From then on, the splendour seems to be dialled down a touch, but there is still much to enjoy and/or admire. “Freedom” is a sweet, gentle comedown number, “I Am What I Am” a blues stomp that brings the squall-y bells and whistles back out in force, “Mary” a paranoid mini-epic featuring the possibly self-flagellating lines “You know you’re getting beat in the morning / Spend the night on the tiles / You know you’re only searching for glory / But now you gone and missed it by miles”, while “Life is a Problem” brings out the saw (or whatever it is) again, pleading to Jesus for salvation and forgiveness in presumably a non-literal way, remarking pointedly that “my willpower’s never too strong”.
All of which leaves “So Long You Pretty Thing” to ensure that Sweet Heart Sweet Light is bookended, “Huh? (Intro)” notwithstanding, by true Spiritualized epics. “Help me Lord, help me Jesus / ‘Cause I’m living a lie” Pierce continues over a softly burning union of banjo and strings, the music itself certainly more uplifting than the lyrical likes of “Help me Lord, it’s getting harder / ‘Cause I’m losing all the time / I’ve got no reason to be living any more”.

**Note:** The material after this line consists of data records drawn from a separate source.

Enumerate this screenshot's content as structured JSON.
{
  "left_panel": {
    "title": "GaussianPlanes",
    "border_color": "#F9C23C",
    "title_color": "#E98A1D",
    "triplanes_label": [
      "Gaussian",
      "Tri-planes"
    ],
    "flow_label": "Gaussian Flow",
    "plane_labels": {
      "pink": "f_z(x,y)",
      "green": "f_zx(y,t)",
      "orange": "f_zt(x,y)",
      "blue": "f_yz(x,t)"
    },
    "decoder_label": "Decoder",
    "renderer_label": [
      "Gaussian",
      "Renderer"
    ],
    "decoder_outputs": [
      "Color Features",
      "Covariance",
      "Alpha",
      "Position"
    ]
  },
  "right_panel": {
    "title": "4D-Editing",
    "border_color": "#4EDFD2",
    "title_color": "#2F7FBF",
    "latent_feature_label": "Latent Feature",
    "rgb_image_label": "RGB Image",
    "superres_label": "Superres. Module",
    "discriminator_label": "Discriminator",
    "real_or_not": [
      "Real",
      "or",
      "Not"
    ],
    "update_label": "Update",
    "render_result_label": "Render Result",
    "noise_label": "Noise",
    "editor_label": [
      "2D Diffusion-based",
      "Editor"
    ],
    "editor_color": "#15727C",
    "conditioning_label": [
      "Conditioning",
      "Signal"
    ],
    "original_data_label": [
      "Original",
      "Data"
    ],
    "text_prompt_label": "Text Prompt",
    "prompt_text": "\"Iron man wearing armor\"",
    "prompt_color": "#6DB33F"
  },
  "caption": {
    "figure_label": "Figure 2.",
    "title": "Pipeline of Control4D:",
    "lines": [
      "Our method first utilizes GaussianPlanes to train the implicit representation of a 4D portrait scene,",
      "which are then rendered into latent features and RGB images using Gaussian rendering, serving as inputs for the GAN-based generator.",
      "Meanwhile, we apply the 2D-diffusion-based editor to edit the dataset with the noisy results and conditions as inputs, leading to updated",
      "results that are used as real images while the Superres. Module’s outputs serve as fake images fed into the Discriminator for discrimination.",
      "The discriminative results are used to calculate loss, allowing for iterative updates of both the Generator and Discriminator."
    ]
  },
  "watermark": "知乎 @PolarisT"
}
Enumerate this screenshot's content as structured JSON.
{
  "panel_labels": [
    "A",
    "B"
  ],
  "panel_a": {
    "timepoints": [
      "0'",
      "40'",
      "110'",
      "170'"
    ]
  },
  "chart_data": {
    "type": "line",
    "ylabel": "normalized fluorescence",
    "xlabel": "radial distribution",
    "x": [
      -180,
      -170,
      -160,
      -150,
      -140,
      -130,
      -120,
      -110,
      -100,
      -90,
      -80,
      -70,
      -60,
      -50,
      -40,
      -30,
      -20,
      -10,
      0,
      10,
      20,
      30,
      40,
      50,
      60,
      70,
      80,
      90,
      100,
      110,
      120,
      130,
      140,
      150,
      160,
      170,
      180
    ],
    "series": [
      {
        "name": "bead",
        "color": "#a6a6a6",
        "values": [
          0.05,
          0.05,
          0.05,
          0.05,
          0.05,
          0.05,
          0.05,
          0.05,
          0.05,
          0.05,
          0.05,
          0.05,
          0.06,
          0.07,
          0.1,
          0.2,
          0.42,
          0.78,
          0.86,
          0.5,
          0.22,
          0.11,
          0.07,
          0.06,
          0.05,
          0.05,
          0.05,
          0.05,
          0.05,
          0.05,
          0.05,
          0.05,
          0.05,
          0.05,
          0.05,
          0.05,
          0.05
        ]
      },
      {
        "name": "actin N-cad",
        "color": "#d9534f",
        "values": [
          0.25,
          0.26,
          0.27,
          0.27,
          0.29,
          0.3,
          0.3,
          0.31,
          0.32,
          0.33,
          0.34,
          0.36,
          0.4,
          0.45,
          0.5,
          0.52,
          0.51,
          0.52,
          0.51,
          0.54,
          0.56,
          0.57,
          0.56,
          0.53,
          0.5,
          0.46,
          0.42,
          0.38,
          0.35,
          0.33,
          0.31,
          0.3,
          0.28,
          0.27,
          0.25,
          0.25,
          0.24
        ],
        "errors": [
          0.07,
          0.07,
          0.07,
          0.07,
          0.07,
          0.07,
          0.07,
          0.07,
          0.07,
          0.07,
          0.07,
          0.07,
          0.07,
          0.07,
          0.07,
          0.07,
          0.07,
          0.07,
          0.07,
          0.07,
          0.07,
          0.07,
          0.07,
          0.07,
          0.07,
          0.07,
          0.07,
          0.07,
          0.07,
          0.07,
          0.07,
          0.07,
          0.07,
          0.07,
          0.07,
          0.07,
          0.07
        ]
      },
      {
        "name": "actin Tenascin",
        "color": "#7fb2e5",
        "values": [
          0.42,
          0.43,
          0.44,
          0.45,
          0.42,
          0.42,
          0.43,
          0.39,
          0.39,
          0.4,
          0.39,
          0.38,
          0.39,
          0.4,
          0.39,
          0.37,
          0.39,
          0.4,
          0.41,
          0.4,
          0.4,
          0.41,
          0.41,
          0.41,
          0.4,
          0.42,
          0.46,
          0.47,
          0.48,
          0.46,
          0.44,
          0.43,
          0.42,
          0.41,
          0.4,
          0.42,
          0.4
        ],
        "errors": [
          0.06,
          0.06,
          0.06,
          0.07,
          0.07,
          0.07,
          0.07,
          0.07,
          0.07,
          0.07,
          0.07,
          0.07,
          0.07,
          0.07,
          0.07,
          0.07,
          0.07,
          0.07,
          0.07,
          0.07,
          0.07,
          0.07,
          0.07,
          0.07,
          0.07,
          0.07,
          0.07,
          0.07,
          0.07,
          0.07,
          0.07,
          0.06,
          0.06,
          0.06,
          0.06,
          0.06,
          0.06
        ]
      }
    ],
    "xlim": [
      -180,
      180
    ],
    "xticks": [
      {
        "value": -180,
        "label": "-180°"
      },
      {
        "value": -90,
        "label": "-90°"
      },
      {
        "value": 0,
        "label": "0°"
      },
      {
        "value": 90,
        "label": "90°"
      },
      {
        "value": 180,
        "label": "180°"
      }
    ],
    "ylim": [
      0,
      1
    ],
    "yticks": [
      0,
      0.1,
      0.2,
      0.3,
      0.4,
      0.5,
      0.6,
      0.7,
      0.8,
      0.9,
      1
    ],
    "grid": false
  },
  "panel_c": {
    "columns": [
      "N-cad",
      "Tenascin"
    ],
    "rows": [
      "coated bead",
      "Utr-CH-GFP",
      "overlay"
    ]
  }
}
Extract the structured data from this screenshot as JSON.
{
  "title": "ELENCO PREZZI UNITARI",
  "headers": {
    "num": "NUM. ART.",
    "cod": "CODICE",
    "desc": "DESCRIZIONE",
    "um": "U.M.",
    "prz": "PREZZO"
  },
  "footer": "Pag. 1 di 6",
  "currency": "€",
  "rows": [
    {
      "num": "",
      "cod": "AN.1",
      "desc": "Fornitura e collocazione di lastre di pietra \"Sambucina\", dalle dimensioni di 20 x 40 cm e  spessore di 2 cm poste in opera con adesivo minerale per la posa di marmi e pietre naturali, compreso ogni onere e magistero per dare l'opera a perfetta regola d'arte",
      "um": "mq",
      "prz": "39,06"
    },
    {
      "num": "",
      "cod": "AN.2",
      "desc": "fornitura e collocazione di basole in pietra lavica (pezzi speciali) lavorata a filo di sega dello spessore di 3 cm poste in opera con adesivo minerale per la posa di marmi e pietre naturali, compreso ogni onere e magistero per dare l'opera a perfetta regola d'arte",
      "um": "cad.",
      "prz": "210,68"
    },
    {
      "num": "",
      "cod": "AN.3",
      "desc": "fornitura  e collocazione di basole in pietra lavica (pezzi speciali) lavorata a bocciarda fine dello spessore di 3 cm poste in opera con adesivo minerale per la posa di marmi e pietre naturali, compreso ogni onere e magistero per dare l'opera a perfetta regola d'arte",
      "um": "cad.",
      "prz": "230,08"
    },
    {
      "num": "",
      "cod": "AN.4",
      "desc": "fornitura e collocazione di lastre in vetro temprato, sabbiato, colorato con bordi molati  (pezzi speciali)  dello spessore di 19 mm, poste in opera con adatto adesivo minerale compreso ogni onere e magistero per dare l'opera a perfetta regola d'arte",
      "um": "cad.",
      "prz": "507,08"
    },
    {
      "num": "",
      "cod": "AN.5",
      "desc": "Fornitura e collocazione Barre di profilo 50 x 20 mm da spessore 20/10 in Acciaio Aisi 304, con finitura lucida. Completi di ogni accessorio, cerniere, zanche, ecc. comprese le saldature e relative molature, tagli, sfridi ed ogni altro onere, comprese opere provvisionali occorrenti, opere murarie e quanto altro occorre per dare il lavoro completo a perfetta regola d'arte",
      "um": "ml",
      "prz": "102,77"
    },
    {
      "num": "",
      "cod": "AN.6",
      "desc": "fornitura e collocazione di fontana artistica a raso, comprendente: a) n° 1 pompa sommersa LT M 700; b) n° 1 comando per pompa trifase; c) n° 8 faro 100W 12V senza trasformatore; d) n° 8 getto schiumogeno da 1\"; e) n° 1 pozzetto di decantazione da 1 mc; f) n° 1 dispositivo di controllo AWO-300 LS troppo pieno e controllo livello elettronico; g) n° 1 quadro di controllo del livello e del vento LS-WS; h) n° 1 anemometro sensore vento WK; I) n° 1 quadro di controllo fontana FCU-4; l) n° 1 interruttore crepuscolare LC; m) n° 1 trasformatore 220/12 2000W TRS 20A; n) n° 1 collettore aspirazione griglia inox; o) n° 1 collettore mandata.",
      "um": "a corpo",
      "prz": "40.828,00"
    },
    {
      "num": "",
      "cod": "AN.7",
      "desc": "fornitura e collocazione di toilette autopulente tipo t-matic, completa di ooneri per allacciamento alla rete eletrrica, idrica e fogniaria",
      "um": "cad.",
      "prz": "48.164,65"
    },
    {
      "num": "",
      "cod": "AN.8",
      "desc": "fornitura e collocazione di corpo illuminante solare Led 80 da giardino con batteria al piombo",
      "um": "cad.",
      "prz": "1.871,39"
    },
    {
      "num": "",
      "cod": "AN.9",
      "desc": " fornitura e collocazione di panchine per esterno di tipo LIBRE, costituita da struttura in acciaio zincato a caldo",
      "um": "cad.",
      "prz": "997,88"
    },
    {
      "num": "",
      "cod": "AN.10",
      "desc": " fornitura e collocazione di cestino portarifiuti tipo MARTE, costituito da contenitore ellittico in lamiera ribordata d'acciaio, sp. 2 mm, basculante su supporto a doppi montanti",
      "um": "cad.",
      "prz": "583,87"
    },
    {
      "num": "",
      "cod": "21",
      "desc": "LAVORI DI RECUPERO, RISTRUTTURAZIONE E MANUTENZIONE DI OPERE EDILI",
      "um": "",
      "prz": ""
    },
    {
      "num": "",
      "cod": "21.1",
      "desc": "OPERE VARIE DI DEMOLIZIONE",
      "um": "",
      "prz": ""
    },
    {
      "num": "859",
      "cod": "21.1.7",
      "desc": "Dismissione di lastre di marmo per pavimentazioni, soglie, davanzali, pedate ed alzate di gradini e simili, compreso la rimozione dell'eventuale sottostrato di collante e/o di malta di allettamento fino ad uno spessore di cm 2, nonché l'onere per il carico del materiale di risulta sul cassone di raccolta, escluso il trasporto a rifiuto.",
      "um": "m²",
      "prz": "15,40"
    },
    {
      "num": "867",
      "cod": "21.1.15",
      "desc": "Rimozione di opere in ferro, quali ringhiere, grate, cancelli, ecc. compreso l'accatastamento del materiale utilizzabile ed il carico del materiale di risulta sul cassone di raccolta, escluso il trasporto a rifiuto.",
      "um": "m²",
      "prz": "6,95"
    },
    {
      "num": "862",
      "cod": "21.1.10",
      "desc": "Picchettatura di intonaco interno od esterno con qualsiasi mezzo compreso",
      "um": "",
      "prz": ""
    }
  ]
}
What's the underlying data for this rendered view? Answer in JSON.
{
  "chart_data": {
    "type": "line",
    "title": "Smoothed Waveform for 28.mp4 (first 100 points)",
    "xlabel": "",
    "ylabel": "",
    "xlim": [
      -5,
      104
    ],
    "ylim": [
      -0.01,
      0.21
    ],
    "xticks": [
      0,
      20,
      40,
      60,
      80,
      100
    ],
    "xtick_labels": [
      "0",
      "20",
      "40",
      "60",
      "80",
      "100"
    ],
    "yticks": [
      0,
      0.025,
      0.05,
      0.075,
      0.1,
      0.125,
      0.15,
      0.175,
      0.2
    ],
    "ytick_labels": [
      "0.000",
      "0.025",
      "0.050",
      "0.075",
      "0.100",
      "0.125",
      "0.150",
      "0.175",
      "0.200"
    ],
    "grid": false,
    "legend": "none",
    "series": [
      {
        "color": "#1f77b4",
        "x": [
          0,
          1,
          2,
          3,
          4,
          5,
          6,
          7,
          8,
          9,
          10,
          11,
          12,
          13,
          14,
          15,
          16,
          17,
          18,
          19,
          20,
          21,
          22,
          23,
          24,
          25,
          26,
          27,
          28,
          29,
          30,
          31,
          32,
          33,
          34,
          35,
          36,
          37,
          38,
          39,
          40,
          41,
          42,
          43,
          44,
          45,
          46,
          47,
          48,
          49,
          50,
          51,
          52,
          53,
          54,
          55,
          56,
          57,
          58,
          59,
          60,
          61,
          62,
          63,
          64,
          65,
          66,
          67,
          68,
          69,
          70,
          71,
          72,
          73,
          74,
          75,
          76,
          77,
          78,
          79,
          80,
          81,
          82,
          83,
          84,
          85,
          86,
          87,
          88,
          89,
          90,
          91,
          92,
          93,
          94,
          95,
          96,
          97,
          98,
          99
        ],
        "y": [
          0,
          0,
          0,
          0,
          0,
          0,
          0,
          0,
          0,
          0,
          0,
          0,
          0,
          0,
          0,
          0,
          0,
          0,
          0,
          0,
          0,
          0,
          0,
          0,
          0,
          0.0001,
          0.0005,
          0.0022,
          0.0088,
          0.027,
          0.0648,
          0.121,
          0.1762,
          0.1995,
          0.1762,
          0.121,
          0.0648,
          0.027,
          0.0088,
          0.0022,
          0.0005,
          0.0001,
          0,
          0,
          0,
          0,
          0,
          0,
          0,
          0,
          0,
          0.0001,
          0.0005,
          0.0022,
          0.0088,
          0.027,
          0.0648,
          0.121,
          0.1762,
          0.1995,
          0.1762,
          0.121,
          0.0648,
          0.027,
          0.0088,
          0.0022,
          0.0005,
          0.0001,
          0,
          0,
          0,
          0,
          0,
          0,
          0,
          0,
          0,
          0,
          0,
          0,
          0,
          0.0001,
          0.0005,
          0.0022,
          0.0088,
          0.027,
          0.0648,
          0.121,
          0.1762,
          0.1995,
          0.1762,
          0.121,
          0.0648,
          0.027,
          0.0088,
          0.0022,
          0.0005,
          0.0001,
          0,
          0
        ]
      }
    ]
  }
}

“So Long You Pretty Thing” then transforms itself into a thing of great majesty, triumphant brass and all, as Pierce repeats the refrain of “So long you pretty thing, God save your little soul / The music that you played so hard ain’t on your radio / And all your dreams of diamond rings and all that rock and roll can bring you / Sail on / So long”. If he’s singing about his own unfulfilled dreams then we can only hope that he takes solace from the fact that he has yet again delivered an artistic statement worth infinitessimally more than vapid superstardom.
Rocksucker says: Four Quails out of Five!